Thursday, May 14, 2015

The presumption of innocence vs. prejudicial publicity


The St. Augustine Record again showed its loutish side when it ran a huge banner headline three days in a row -- yesterday's was gigantic.
It called St. Johns County Commissioner WILLIAM McCLURE a "fugitive," based on quotes from St. Johns County Sheriff DAVID BERNARD SHOAR (who sought to cover up the September 2, 2010 shooting of Michelle O'Connell, now subject of an FBI and Special Prosecutor investigation).
McCLURE is charged with stealing $500 from his ex-girlfriend and ex-partner in three businesses.
McCLURE has defenses, which, if true, would result in charges being dismissed.
The Record has been known to use salacious headlines in the past, including salacious headlines about me, containing information that turned out to be inaccurate.
The Record is lacking in journalistic standards.
If McCLURE is acquitted, he has a potential lawsuit against the complaining victim.
He also has a potential lawsuit against Sheriff SHOAR and the Record. Actual malice? Willful disregard of the truth.
Let justice be done, whatever that might be.
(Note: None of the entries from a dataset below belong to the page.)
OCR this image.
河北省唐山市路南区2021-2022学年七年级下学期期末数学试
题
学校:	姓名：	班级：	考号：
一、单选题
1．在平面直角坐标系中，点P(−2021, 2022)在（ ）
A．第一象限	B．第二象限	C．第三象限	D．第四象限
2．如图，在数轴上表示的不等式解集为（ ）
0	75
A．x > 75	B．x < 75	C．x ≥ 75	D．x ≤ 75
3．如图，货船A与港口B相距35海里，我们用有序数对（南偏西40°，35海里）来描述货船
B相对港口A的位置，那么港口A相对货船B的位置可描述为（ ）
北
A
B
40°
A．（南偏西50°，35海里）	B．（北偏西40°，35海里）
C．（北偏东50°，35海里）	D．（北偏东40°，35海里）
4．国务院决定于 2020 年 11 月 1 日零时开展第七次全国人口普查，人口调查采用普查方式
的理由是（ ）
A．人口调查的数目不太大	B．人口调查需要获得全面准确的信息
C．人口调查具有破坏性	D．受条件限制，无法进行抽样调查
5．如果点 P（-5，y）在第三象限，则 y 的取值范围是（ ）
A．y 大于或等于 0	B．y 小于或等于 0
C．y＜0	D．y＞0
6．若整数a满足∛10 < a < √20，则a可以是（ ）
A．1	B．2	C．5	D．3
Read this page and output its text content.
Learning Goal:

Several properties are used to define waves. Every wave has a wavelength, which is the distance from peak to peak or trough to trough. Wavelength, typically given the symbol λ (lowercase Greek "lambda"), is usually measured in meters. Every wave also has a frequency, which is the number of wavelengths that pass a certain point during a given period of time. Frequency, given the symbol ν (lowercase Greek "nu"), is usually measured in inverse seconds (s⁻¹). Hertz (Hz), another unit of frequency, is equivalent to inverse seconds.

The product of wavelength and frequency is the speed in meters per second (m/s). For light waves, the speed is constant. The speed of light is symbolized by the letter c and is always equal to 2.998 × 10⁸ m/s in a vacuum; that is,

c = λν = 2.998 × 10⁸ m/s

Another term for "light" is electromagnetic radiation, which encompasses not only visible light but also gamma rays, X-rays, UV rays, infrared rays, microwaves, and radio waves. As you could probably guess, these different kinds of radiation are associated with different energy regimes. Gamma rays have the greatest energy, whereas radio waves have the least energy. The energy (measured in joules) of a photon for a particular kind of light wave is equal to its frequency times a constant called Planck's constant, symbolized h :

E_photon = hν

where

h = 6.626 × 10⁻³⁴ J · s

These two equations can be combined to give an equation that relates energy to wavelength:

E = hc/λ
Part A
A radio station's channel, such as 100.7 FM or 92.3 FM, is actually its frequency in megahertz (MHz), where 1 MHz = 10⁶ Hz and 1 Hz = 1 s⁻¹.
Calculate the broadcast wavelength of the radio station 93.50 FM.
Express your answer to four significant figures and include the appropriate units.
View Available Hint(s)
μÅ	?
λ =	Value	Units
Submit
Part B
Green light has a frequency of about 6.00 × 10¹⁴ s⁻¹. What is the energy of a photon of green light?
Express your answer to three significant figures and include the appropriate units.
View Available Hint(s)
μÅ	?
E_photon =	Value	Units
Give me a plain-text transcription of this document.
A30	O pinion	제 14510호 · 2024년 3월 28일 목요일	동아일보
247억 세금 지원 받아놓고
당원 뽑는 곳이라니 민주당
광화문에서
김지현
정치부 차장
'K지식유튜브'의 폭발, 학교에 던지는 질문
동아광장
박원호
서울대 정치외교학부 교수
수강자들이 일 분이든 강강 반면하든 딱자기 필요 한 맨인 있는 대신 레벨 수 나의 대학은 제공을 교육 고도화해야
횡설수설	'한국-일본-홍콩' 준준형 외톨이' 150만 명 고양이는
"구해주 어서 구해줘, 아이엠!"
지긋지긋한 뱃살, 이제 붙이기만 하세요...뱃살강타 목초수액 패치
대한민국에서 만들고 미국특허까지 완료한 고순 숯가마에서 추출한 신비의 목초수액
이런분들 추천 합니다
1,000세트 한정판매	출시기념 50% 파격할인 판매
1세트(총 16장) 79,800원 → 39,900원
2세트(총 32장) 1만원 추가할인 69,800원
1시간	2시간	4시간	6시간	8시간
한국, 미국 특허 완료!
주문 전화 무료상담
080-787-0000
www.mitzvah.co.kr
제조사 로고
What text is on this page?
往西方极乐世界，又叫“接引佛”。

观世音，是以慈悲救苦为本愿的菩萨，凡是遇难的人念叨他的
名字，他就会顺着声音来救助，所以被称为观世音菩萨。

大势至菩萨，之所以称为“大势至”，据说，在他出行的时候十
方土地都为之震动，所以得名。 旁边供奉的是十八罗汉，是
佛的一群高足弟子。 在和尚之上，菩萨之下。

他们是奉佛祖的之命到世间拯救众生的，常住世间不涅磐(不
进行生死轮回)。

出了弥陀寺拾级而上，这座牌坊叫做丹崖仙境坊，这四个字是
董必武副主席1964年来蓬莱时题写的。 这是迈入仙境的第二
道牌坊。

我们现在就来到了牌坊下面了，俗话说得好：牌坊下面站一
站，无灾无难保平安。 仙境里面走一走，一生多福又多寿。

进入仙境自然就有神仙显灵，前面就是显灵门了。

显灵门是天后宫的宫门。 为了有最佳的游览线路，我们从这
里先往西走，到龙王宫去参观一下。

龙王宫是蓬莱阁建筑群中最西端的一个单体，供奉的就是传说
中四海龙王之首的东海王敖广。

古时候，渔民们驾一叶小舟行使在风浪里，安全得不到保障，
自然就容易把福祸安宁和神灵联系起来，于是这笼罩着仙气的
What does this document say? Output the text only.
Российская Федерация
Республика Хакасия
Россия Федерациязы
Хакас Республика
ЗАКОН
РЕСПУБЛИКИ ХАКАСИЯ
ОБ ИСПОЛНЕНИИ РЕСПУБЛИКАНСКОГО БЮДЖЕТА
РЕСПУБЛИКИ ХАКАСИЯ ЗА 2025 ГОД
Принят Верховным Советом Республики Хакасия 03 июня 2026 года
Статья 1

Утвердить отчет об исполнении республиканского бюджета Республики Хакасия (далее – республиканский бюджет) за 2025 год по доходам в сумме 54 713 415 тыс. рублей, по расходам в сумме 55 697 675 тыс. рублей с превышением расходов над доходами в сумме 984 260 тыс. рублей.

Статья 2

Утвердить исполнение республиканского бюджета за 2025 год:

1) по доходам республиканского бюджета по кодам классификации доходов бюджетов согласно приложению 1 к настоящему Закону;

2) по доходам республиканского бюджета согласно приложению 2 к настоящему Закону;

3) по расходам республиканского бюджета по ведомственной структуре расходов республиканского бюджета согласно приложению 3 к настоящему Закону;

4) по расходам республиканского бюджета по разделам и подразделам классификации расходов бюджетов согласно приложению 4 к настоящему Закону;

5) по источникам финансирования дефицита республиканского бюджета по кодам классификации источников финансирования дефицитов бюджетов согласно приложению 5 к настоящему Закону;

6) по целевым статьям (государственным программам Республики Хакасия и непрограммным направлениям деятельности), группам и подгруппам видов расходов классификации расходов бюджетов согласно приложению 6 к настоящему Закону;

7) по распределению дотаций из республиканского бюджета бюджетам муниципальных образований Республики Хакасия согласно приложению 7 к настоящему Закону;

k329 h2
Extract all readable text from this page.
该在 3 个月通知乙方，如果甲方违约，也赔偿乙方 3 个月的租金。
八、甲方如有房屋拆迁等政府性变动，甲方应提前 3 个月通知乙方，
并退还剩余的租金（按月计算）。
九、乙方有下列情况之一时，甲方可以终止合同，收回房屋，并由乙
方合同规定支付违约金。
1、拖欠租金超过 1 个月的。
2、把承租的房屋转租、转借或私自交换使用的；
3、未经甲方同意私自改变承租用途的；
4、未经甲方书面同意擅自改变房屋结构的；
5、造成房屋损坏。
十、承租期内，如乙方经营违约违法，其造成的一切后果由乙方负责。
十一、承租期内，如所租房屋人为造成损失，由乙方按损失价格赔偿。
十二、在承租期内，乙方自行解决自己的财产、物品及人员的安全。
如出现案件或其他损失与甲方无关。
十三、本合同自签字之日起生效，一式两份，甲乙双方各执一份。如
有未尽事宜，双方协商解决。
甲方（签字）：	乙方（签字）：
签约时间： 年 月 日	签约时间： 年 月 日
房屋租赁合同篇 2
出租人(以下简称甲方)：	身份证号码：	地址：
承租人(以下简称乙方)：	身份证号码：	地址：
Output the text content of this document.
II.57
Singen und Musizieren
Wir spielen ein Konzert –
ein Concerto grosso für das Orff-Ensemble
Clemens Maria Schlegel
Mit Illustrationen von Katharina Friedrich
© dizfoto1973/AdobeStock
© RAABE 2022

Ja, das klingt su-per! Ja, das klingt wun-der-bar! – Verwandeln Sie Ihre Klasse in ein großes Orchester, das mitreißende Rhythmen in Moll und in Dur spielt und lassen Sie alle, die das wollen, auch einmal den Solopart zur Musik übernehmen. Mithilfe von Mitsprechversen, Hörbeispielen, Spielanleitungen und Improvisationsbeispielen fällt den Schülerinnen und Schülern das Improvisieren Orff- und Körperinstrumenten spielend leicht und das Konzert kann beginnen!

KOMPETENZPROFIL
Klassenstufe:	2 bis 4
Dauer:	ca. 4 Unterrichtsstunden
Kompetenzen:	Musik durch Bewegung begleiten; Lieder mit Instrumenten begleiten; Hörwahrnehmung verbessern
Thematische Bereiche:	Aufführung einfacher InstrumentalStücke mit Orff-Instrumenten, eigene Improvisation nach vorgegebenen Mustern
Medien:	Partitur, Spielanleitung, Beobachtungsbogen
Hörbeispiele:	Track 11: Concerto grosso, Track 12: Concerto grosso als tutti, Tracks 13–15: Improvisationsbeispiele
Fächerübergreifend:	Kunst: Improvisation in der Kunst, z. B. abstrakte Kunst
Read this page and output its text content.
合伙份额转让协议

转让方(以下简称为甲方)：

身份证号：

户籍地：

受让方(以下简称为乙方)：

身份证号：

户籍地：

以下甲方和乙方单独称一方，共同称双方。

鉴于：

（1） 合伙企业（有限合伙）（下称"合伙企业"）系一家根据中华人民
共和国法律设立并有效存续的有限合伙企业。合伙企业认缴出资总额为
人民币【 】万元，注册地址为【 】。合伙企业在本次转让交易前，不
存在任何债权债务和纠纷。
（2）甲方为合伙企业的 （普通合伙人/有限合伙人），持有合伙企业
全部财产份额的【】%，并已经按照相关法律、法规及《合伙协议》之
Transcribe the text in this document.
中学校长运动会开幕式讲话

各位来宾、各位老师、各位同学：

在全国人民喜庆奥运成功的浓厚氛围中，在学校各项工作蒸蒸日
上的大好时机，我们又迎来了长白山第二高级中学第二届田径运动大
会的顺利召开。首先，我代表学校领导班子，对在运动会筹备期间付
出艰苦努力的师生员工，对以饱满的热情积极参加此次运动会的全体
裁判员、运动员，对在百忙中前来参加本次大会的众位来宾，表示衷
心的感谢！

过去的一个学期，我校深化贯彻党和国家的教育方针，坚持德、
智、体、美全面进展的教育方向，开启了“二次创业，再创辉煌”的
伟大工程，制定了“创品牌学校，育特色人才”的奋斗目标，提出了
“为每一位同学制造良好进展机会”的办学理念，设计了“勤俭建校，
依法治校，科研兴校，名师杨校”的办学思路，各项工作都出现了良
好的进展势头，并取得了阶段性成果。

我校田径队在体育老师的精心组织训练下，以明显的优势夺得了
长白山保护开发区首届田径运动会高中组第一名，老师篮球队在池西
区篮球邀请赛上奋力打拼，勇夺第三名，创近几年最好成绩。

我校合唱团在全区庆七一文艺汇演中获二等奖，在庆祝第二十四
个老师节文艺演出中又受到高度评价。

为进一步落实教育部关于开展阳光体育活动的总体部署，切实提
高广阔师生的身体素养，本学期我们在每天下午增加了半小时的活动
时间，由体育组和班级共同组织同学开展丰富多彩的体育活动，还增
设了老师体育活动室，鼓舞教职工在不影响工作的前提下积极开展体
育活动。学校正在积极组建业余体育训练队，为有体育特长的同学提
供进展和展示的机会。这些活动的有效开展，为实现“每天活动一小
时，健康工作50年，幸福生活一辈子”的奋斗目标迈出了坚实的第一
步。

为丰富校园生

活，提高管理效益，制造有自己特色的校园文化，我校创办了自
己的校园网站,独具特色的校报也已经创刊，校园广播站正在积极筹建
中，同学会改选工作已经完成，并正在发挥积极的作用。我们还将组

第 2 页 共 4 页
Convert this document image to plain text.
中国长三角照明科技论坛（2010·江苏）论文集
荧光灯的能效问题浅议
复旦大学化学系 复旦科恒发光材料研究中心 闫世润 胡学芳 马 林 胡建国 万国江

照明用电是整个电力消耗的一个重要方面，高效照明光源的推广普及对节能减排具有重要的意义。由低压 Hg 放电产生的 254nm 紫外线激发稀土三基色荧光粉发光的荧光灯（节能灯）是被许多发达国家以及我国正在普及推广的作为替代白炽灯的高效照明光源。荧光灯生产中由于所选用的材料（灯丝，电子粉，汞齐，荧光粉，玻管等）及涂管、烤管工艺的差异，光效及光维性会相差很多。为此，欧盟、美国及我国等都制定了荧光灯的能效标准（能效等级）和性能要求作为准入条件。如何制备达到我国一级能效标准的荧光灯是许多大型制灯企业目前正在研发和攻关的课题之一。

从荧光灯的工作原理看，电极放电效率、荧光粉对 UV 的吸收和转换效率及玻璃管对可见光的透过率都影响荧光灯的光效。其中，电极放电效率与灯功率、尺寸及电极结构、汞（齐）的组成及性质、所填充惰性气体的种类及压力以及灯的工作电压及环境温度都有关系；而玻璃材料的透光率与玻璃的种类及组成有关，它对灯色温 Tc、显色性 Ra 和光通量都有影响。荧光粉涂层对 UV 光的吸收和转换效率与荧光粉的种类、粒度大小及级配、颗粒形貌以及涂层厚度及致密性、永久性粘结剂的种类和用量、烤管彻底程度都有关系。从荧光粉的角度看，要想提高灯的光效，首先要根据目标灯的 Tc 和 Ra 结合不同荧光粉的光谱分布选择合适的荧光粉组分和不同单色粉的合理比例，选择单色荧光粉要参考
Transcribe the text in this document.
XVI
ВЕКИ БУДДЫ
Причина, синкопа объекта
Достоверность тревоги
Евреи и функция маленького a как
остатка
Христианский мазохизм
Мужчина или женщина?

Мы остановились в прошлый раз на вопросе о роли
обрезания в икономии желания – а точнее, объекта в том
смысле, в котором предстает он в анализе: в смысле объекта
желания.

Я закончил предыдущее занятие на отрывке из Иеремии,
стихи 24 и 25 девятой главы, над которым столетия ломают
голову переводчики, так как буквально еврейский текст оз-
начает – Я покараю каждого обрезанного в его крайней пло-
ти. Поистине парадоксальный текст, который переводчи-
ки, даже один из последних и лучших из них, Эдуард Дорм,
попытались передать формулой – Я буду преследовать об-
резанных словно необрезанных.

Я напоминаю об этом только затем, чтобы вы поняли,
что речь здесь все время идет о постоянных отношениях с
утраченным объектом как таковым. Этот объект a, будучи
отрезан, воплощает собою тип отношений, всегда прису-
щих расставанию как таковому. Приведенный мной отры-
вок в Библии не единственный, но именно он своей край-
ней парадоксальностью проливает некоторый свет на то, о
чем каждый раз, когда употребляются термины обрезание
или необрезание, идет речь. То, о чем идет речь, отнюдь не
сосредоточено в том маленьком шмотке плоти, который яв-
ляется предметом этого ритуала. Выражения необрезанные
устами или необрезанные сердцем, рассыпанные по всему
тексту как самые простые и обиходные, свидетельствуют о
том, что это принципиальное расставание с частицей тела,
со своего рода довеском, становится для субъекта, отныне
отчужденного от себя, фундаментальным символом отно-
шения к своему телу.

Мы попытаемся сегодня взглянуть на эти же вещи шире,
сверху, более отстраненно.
I am reminded of my early days as a journalist in East Tennessee, where I had the run of the DA's office and regularly watched trials and preliminary hearings in the courtrooms of James B. "Buddy" Scott, Jr. (Circuit Court Judge), his brother-in-law, Alan V. Kidwell (Chancellor) and Jennings Bryan Meredith (Trial Justice Court Judge)
I saw justice being done (sometimes) on a regular basis.
I saw plea bargains being negotiated between prosecutors and defense attorneys in the DA's office (few attorneys mindeed my watching their talking about their clients.
Our putative newspaper competitors provided their readers with inept news coverage of the criminal injustice system.
They provided only rare coverage of civil trials.
Our competitors were three dailies and one weekly. The weekly and one daily were then locally-owned (The Clinton Courier-News and the Oak Ridger). Two dailies were chain-owned, Knoxville News Sentinel (Scripps-Howard) and Knoxville Journal (Gannett). The CCN was owned by Horace V. Wells, Jr. (the "Dean of Tennessee Journalism"), who was courageous on desegregation in the 1950s BUT coddled corrupt public officials and associated criminals in the 1980s, including later-convicted and incarcerated Anderson County Sheriff DENNIS O. TROTTER (twice Tennessee "Sheriff of the Year," whom Wells falsely claimed was the subject of a "No True Bill," when there is no such critter under the Federal Rules of Criminal Procedure.
These four horsemen of mediocrity deprived readers of their just due -- meaningful information.
At the Appalachian Observer, we called it "chain gang journalism," named after the newspaper chains that owned and controlled daily newspapers in our area.
This "chain gang journalism" is stultifying.
Whether in Appalachia or here in St. Augustine.